Many of the compositions for This World in a Woman's Hands were derived in the same way, but the difference was that we cast the majority of the actors/singers very early in the process. I ran a series of vocal trainings where I could give the actors experience in the kind of music that I do: music that grows out of the melodic, harmonic, and rhythmic elements of traditional jazz, avant-garde or free jazz, blues, North Indian raga, modal improvisation, Afro-Cuban music influences, new or experimental music influences, and extended vocal techniques.
I should also say that I have had to "sit down" and write some of the pieces and…it is really hard for me to sit down, alone. I'd much rather be up and about, physically active, interactive and collaborating with other people. One additional mode--fun and challenging--was to work side-by-side with Marcus, finding a way to put his poetic words to music for several of the "song" songs.
"Traditional spirituals and lovely original swing songs by Molly Holm add emotional
heft as well as period ambience." -
The San Francisco Chronicle
“This World's success owes to a delicate balance of music, writing, and stagecraft.”
- Rachel Swan
East Bay Express
If there was one person, living or dead, you'd invite to experience this play and it's rich vocal tapestry,
who would it be?
Just one!!?? How about: My Mom and Dad, Dr. Carl L. and
Connie J. Holm--my Dad was a veteran of WWII and my Mom worked as a clerk in the shipyards up in Portland Oregon; my high school/college spiritual and artistic mentor, Margaret Byers, a painter and "unconditional-love bohemian" who was friends with Henry Miller and Man Ray down in Big Sur way back when; the late singer/actor Jacquii Marshall, who was my musical cohort and on-the-road "roomie" in George Coates' Actual Sho (she would have been slammin' in this piece!); my kind and gentle friend, saxophonist Ron Stallings, who died from cancer earlier this year; and, my sweet Aunt Louise (Cross), who always had a ton of attention and kindness for all of the children.
There is such a deep rooted connection between the music in this show and the time period from which is springs.
How did this come about?
This is hard to answer. I don't really know except to say that my life-long love of jazz is heard here. I grew up listening to jazz as a kid because my Mom was completely absorbed in it. I heard a lot of music from the 40's, 50's, and 60's: Duke Ellington, Count Basie, Joe Williams, Johnny Hodges, Lester Young, Ella Fitzgerald, Sarah Vaughn, Harry Belafonte, Wes Montgomery, Charles Mingus, Miles Davis, Dizzy Gillespie, Astrud Gilberto, and Antonio Carlos Jobim (and many more).
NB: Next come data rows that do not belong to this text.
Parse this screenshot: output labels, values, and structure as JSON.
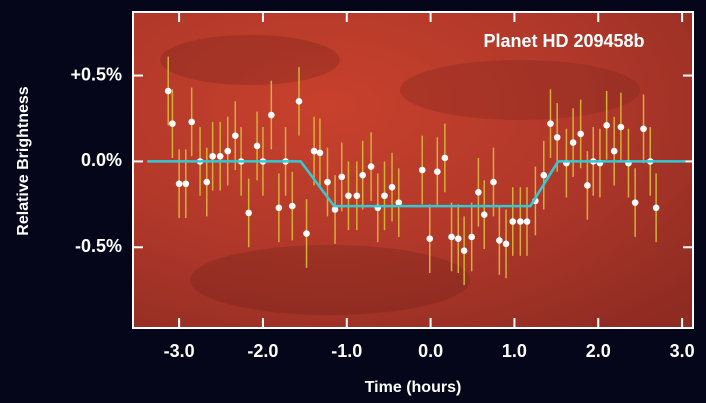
{
  "chart_data": {
    "type": "scatter",
    "annotation": "Planet HD 209458b",
    "x_label": "Time (hours)",
    "y_label": "Relative Brightness",
    "xlim": [
      -3.55,
      3.13
    ],
    "ylim": [
      -0.97,
      0.87
    ],
    "xticks": [
      {
        "value": -3,
        "label": "-3.0"
      },
      {
        "value": -2,
        "label": "-2.0"
      },
      {
        "value": -1,
        "label": "-1.0"
      },
      {
        "value": 0,
        "label": "0.0"
      },
      {
        "value": 1,
        "label": "1.0"
      },
      {
        "value": 2,
        "label": "2.0"
      },
      {
        "value": 3,
        "label": "3.0"
      }
    ],
    "yticks": [
      {
        "value": 0.5,
        "label": "+0.5%"
      },
      {
        "value": 0,
        "label": "0.0%"
      },
      {
        "value": -0.5,
        "label": "-0.5%"
      }
    ],
    "series": [
      {
        "color": "#ffffff",
        "error_color": "#d6ae3a",
        "x": [
          -3.13,
          -3.08,
          -3.0,
          -2.92,
          -2.85,
          -2.75,
          -2.67,
          -2.6,
          -2.51,
          -2.42,
          -2.33,
          -2.26,
          -2.17,
          -2.07,
          -2.0,
          -1.9,
          -1.81,
          -1.73,
          -1.65,
          -1.57,
          -1.48,
          -1.39,
          -1.32,
          -1.23,
          -1.14,
          -1.06,
          -0.98,
          -0.88,
          -0.81,
          -0.71,
          -0.63,
          -0.55,
          -0.46,
          -0.38,
          -0.1,
          -0.01,
          0.08,
          0.17,
          0.25,
          0.33,
          0.4,
          0.49,
          0.57,
          0.64,
          0.75,
          0.82,
          0.9,
          0.98,
          1.07,
          1.15,
          1.25,
          1.35,
          1.43,
          1.51,
          1.62,
          1.7,
          1.79,
          1.87,
          1.94,
          2.02,
          2.1,
          2.19,
          2.27,
          2.36,
          2.44,
          2.54,
          2.62,
          2.69
        ],
        "values": [
          0.41,
          0.22,
          -0.13,
          -0.13,
          0.23,
          0.0,
          -0.12,
          0.03,
          0.03,
          0.06,
          0.15,
          0.0,
          -0.3,
          0.09,
          0.0,
          0.27,
          -0.27,
          0.0,
          -0.26,
          0.35,
          -0.42,
          0.06,
          0.05,
          -0.12,
          -0.28,
          -0.09,
          -0.2,
          -0.2,
          -0.08,
          -0.03,
          -0.27,
          -0.2,
          -0.15,
          -0.24,
          -0.05,
          -0.45,
          -0.06,
          0.02,
          -0.44,
          -0.45,
          -0.52,
          -0.44,
          -0.18,
          -0.31,
          -0.12,
          -0.46,
          -0.48,
          -0.35,
          -0.35,
          -0.35,
          -0.23,
          -0.08,
          0.22,
          0.14,
          -0.01,
          0.11,
          0.16,
          -0.14,
          0.0,
          -0.01,
          0.21,
          0.06,
          0.2,
          -0.01,
          -0.24,
          0.19,
          0.0,
          -0.27
        ],
        "errors": [
          0.2,
          0.2,
          0.2,
          0.2,
          0.2,
          0.2,
          0.2,
          0.2,
          0.2,
          0.2,
          0.2,
          0.2,
          0.2,
          0.2,
          0.2,
          0.2,
          0.2,
          0.2,
          0.2,
          0.2,
          0.2,
          0.2,
          0.2,
          0.2,
          0.2,
          0.2,
          0.2,
          0.2,
          0.2,
          0.2,
          0.2,
          0.2,
          0.2,
          0.2,
          0.2,
          0.2,
          0.2,
          0.2,
          0.2,
          0.2,
          0.2,
          0.2,
          0.2,
          0.2,
          0.2,
          0.2,
          0.2,
          0.2,
          0.2,
          0.2,
          0.2,
          0.2,
          0.2,
          0.2,
          0.2,
          0.2,
          0.2,
          0.2,
          0.2,
          0.2,
          0.2,
          0.2,
          0.2,
          0.2,
          0.2,
          0.2,
          0.2,
          0.2
        ]
      },
      {
        "type": "line",
        "color": "#33c9d6",
        "x": [
          -3.38,
          -1.55,
          -1.15,
          1.19,
          1.52,
          3.04
        ],
        "values": [
          0,
          0,
          -0.26,
          -0.26,
          0,
          0
        ]
      }
    ]
  }
}
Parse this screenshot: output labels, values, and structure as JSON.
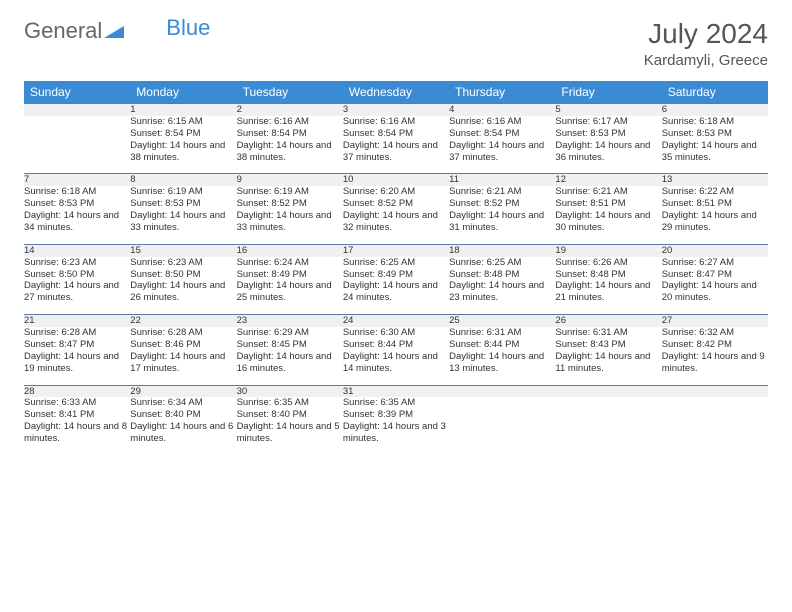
{
  "brand": {
    "part1": "General",
    "part2": "Blue"
  },
  "title": "July 2024",
  "location": "Kardamyli, Greece",
  "colors": {
    "header_bg": "#3b8bd4",
    "header_text": "#ffffff",
    "daynum_bg": "#eef0f2",
    "row_border": "#5c7ba3",
    "text": "#333333",
    "title_text": "#555555"
  },
  "weekdays": [
    "Sunday",
    "Monday",
    "Tuesday",
    "Wednesday",
    "Thursday",
    "Friday",
    "Saturday"
  ],
  "weeks": [
    {
      "nums": [
        "",
        "1",
        "2",
        "3",
        "4",
        "5",
        "6"
      ],
      "cells": [
        null,
        {
          "sunrise": "Sunrise: 6:15 AM",
          "sunset": "Sunset: 8:54 PM",
          "daylight": "Daylight: 14 hours and 38 minutes."
        },
        {
          "sunrise": "Sunrise: 6:16 AM",
          "sunset": "Sunset: 8:54 PM",
          "daylight": "Daylight: 14 hours and 38 minutes."
        },
        {
          "sunrise": "Sunrise: 6:16 AM",
          "sunset": "Sunset: 8:54 PM",
          "daylight": "Daylight: 14 hours and 37 minutes."
        },
        {
          "sunrise": "Sunrise: 6:16 AM",
          "sunset": "Sunset: 8:54 PM",
          "daylight": "Daylight: 14 hours and 37 minutes."
        },
        {
          "sunrise": "Sunrise: 6:17 AM",
          "sunset": "Sunset: 8:53 PM",
          "daylight": "Daylight: 14 hours and 36 minutes."
        },
        {
          "sunrise": "Sunrise: 6:18 AM",
          "sunset": "Sunset: 8:53 PM",
          "daylight": "Daylight: 14 hours and 35 minutes."
        }
      ]
    },
    {
      "nums": [
        "7",
        "8",
        "9",
        "10",
        "11",
        "12",
        "13"
      ],
      "cells": [
        {
          "sunrise": "Sunrise: 6:18 AM",
          "sunset": "Sunset: 8:53 PM",
          "daylight": "Daylight: 14 hours and 34 minutes."
        },
        {
          "sunrise": "Sunrise: 6:19 AM",
          "sunset": "Sunset: 8:53 PM",
          "daylight": "Daylight: 14 hours and 33 minutes."
        },
        {
          "sunrise": "Sunrise: 6:19 AM",
          "sunset": "Sunset: 8:52 PM",
          "daylight": "Daylight: 14 hours and 33 minutes."
        },
        {
          "sunrise": "Sunrise: 6:20 AM",
          "sunset": "Sunset: 8:52 PM",
          "daylight": "Daylight: 14 hours and 32 minutes."
        },
        {
          "sunrise": "Sunrise: 6:21 AM",
          "sunset": "Sunset: 8:52 PM",
          "daylight": "Daylight: 14 hours and 31 minutes."
        },
        {
          "sunrise": "Sunrise: 6:21 AM",
          "sunset": "Sunset: 8:51 PM",
          "daylight": "Daylight: 14 hours and 30 minutes."
        },
        {
          "sunrise": "Sunrise: 6:22 AM",
          "sunset": "Sunset: 8:51 PM",
          "daylight": "Daylight: 14 hours and 29 minutes."
        }
      ]
    },
    {
      "nums": [
        "14",
        "15",
        "16",
        "17",
        "18",
        "19",
        "20"
      ],
      "cells": [
        {
          "sunrise": "Sunrise: 6:23 AM",
          "sunset": "Sunset: 8:50 PM",
          "daylight": "Daylight: 14 hours and 27 minutes."
        },
        {
          "sunrise": "Sunrise: 6:23 AM",
          "sunset": "Sunset: 8:50 PM",
          "daylight": "Daylight: 14 hours and 26 minutes."
        },
        {
          "sunrise": "Sunrise: 6:24 AM",
          "sunset": "Sunset: 8:49 PM",
          "daylight": "Daylight: 14 hours and 25 minutes."
        },
        {
          "sunrise": "Sunrise: 6:25 AM",
          "sunset": "Sunset: 8:49 PM",
          "daylight": "Daylight: 14 hours and 24 minutes."
        },
        {
          "sunrise": "Sunrise: 6:25 AM",
          "sunset": "Sunset: 8:48 PM",
          "daylight": "Daylight: 14 hours and 23 minutes."
        },
        {
          "sunrise": "Sunrise: 6:26 AM",
          "sunset": "Sunset: 8:48 PM",
          "daylight": "Daylight: 14 hours and 21 minutes."
        },
        {
          "sunrise": "Sunrise: 6:27 AM",
          "sunset": "Sunset: 8:47 PM",
          "daylight": "Daylight: 14 hours and 20 minutes."
        }
      ]
    },
    {
      "nums": [
        "21",
        "22",
        "23",
        "24",
        "25",
        "26",
        "27"
      ],
      "cells": [
        {
          "sunrise": "Sunrise: 6:28 AM",
          "sunset": "Sunset: 8:47 PM",
          "daylight": "Daylight: 14 hours and 19 minutes."
        },
        {
          "sunrise": "Sunrise: 6:28 AM",
          "sunset": "Sunset: 8:46 PM",
          "daylight": "Daylight: 14 hours and 17 minutes."
        },
        {
          "sunrise": "Sunrise: 6:29 AM",
          "sunset": "Sunset: 8:45 PM",
          "daylight": "Daylight: 14 hours and 16 minutes."
        },
        {
          "sunrise": "Sunrise: 6:30 AM",
          "sunset": "Sunset: 8:44 PM",
          "daylight": "Daylight: 14 hours and 14 minutes."
        },
        {
          "sunrise": "Sunrise: 6:31 AM",
          "sunset": "Sunset: 8:44 PM",
          "daylight": "Daylight: 14 hours and 13 minutes."
        },
        {
          "sunrise": "Sunrise: 6:31 AM",
          "sunset": "Sunset: 8:43 PM",
          "daylight": "Daylight: 14 hours and 11 minutes."
        },
        {
          "sunrise": "Sunrise: 6:32 AM",
          "sunset": "Sunset: 8:42 PM",
          "daylight": "Daylight: 14 hours and 9 minutes."
        }
      ]
    },
    {
      "nums": [
        "28",
        "29",
        "30",
        "31",
        "",
        "",
        ""
      ],
      "cells": [
        {
          "sunrise": "Sunrise: 6:33 AM",
          "sunset": "Sunset: 8:41 PM",
          "daylight": "Daylight: 14 hours and 8 minutes."
        },
        {
          "sunrise": "Sunrise: 6:34 AM",
          "sunset": "Sunset: 8:40 PM",
          "daylight": "Daylight: 14 hours and 6 minutes."
        },
        {
          "sunrise": "Sunrise: 6:35 AM",
          "sunset": "Sunset: 8:40 PM",
          "daylight": "Daylight: 14 hours and 5 minutes."
        },
        {
          "sunrise": "Sunrise: 6:35 AM",
          "sunset": "Sunset: 8:39 PM",
          "daylight": "Daylight: 14 hours and 3 minutes."
        },
        null,
        null,
        null
      ]
    }
  ]
}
Equally important, I am IN LOVE with the music of the African Diaspora: especially early African-American work songs, shouts, and spirituals; the Yoruban (Nigerian) sacred songs that are part of the Afro-Cuban Santeria religion; Afro-Brazilian music; and the Senegalese drumming that my brother Carl has studied, recorded and performed extensively (check out his Village Pulse label). Linda Tillery, an African-American "roots-music" virtuoso (one of my all-time favorite singers, and a mentor for me), has played a big part by doing several workshops with the cast of This World. In particular, she brought us the mesmerizing Texas prison work song, "Ain't No Mo' Cane On Dis Brazos."